Ayant contourné la lune 3D, je remis la puissance. De nouveau la sensation d’accélération fut jouissive. Je filais vers l’orbite de la quatrième planète. Je serais à portée d’enregistreur dans quelques minutes. Le colonel allait être content. J’aurais des informations précises sur ce qui restait sur la quatrième planète. Je me concentrais sur ma tache. Encore quelques secondes…
Le F54b décrocha brutalement sur tribord. Sans le générateur anti G, j’aurais été réduit en bouillie sanguinolente dans mon cockpit. Le tir du disrupteur me rata de peu, mais il me rata. Un disrupteur ici dans le système d’Endoor, je n’en revenais pas. L’énorme vaisseau, un des quatre que possédaient l’Empire, venait de surgir du TET72 près de l’orbite de la quatrième planète. On les appelait des disrupteurs en raison de leur armement particulier. Contrairement aux lasers qui détruisaient leur cible en lui transférant plus d’énergie que ce qu’elle pouvait absorber, les disrupteurs annihilaient tout, y compris l’espace-temps. Son deuxième tir n’eut pas plus d’efficacité, mon chasseur avait quitté la ligne de tir juste avant son déclenchement. Je cherchais un TET à proximité quand une entrée s’ouvrit devant moi. Je rejaillis sur la face cachée d’une lune de la quatrième planète. Je me dis que j’avais de la chance, tellement de chance que ce n’était pas normal. J’étais un excellent pilote mais ce que je venais de faire confinait au génie du pilotage. Ktanm en aurait été capable, pas moi.
- Ktanm ?
- Il t’a fallu du temps Right !
- Ktanm !!!!! Mais tu es où ?
- Là où j’ai toujours rêvé d’être. Je suis le Chasseur. Ce que tu as enterré n’est qu’une enveloppe vide. En Ecotrois, j’ai achevé mon initiation commencée sur Simpalaa. Mon Maître avait raison. Même cela nous est possible.

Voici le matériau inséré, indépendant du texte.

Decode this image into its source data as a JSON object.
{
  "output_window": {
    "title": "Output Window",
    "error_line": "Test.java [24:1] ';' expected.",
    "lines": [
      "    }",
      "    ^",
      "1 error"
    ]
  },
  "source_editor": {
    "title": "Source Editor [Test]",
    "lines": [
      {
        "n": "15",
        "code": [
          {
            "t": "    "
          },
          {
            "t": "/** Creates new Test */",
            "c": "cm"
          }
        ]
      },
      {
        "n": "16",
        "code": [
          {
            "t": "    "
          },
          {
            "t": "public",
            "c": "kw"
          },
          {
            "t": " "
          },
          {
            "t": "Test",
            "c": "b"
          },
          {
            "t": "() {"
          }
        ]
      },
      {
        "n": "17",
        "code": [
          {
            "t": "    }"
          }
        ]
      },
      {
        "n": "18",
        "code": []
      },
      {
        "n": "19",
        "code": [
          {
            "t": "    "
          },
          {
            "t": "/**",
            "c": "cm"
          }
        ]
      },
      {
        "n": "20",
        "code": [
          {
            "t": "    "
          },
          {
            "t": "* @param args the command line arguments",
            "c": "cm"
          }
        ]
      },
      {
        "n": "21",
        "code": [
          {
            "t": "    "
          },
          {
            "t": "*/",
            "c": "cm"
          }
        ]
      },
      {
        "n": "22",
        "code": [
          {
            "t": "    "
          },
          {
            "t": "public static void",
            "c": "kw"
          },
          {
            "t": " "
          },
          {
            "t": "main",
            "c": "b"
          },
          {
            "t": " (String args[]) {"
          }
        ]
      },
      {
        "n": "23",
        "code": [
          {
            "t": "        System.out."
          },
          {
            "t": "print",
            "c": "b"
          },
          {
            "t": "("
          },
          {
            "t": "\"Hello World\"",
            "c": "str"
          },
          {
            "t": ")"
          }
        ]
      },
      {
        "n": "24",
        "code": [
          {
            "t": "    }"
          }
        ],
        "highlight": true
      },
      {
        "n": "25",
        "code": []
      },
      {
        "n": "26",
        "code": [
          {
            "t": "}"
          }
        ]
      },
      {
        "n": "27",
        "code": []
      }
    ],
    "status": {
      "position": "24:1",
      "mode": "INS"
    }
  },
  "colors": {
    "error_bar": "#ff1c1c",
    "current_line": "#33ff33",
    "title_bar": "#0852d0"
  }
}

- Que va-t-on faire avec le disrupteur ?
- Je m’en occupe. Son pilote est Simpalais aussi. C’est un initié de niveau huit. Je sais comment lui dire qui nous sommes. Par contre Right, jure-moi de ne jamais révéler ce que tu viens d’entendre. Ce serait ma mort, la vraie.
- Je te le jure Ktanm.
- Alors, allons-y !
Le chasseur fit un bond en avant. Elle avait des champs de camouflage. Le disrupteur ne nous détecta pas. Ktanm se positionna devant l’œil de la caméra du pilote avant de se faire reconnaître. Il eut un grésillement dans la radio et une voix étouffée murmura. 
- Maître Ktanm, ça suffit! Je te donne les codes de reconnaissance.
J’entendis la télétransmission des données de reconnaissance. Apparut devant mes yeux, la silhouette d’un capitaine.
- Vous êtes autorisé à aborder sur le pont 4, entrée 12. Donnez identification vocale.
- Ici lieutenant Right, commandant de la base de la lune Alpha, réfugié sur la base Arche 12 après les combats.
- Bien reçu. Dès que vous aurez été arrimé, l’amiral vous recevra.